When you walk into a room full of people who can hardly breathe the last thing you expect them to do is burst into song.
But at the Singing4Breathing second birthday celebration this week they not only did that but they performed renditions of ‘Blackbird’ and ‘Perfect Day’ for Northampton Mayor Gareth Eales to thank him for the support he has given the project.
There were over a hundred people at the Parklands Community Centre, all of them with some form of debilitating lung condition – COPD being the most common but a range of respiratory problems were represented.
The group organiser James Wyatt stood beside me during the final rehearsal just before the arrival of Northampton’s first citizen.
As the choir polished up their version of ‘Blackbird’ he discretely outlined some of the conditions the singers were suffering from. There are no cures for the illnesses he was mentioning and he added: “We’ve got two terminal…”
The list was made more poignant by the feel of the group: almost every moment was punctured by a bit of banter.
When James took centre stage you could see how he set the tone as he handed out bottles of bubbly to group members who were due some thanks or deserved recognition for an achievement. A bit of mickey taking here, a nudge and a smile there.
The friendly atmosphere is an important element of Singing4Breathing, because when people first arrive they often don’t believe their lungs are up to it.
“People say to me: ‘James how can I sing, I can’t even breathe?’ but within about five minutes of arriving there is such a friendly atmosphere and people are so supportive that they just get on with it,” said James who is an occupational therapist at St Andrews Hospital and organises the group in his spare time.
His previous career involved doing groundwork on roads and after what he describes with a chuckle as a ‘mid-life crisis’ he retrained as an occupational therapist, including completing a special project on the therapeutic effects of singing for people with respiratory conditions.
James decided to put theory into practice and started Singing4Breathing.
“Research is still being done on the health benefits but certainly people find that their conditions, which might normally get worse, hit a plateau. It is not a cure but if their lung capacity has been reduced they are learning to use what they have got left better,” said James.
Ted Peters is 73 and arrived at Singing4Breathing’s birthday party in a black jacket and trilby hat. A gemstone earring twinkles in his ear.
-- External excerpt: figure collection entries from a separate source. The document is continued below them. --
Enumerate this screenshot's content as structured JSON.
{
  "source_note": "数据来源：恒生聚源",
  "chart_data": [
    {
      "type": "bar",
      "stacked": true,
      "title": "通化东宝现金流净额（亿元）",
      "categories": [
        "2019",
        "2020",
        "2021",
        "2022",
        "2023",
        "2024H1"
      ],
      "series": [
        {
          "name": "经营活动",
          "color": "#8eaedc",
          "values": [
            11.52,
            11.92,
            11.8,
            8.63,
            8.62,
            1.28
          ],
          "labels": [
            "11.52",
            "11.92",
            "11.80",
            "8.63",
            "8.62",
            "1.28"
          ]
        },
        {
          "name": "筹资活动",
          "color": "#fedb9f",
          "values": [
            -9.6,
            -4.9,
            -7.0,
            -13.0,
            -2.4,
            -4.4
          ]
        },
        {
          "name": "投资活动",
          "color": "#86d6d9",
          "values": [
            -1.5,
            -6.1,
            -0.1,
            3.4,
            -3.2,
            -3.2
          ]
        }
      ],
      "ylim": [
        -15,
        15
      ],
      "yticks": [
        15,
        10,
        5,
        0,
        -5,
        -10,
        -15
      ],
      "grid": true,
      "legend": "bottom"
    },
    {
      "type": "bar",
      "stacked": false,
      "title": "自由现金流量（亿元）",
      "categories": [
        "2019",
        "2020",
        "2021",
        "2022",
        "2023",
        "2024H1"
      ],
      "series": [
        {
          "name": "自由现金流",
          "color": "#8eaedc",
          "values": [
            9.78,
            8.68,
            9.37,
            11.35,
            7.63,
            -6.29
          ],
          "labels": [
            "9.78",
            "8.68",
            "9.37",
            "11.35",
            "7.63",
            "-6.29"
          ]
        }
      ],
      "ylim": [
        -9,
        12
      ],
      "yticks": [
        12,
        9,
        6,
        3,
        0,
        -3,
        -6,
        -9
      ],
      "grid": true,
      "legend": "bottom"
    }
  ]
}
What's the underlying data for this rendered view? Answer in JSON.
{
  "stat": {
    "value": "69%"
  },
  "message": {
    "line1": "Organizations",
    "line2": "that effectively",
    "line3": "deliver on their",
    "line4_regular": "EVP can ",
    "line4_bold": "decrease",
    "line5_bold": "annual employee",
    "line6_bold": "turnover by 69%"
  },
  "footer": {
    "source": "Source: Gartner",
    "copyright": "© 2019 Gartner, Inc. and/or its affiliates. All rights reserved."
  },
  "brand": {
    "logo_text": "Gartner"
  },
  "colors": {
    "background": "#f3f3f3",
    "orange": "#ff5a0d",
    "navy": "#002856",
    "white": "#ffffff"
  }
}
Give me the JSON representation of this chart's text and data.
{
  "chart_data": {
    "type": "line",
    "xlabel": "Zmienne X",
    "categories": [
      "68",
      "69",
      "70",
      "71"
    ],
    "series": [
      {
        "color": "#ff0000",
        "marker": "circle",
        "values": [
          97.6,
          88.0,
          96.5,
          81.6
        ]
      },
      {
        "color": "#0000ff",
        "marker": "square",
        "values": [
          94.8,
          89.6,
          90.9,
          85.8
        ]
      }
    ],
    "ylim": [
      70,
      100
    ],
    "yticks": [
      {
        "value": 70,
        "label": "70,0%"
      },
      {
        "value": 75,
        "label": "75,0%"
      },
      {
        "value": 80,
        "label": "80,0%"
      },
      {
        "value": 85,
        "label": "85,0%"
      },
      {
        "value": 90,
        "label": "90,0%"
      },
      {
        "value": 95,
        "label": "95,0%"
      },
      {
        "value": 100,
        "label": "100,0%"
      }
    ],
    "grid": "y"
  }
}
He said: “I do a lot of exercise, mainly walking, I used to a lot more until I got my breathing problems but the choir is like exercise for my lungs. It teaches you to use your lungs better. It’s a good group, I can’t say enough about it.”
Ted smoked 50 cigarettes a day in an era when advertisers claimed it was good for your health.
“I constantly had one on the go. I would put one out and light another. I would wake up in the middle of the night and smoke. I also worked for oil companies in the desert. I thought I might have silicosis. A lot of the locals suffered from it because of the sand.”
Ron Mardell takes his wife Sally to the group.
“Since she started coming she has not had one bronchitic cough,” he said, convinced that in a straightforward way Singing4Breathing brings an improvement in quality of life.
Northampton Mayor Gareth Eales has championed the group since it began. He was part of the committee that voted it a Heart of the Community award in its first year.
He said: “Singing4Breathing is doing pioneering work and it really is pioneering, they are a group of which Northampton and James Wyatt can be justly proud.”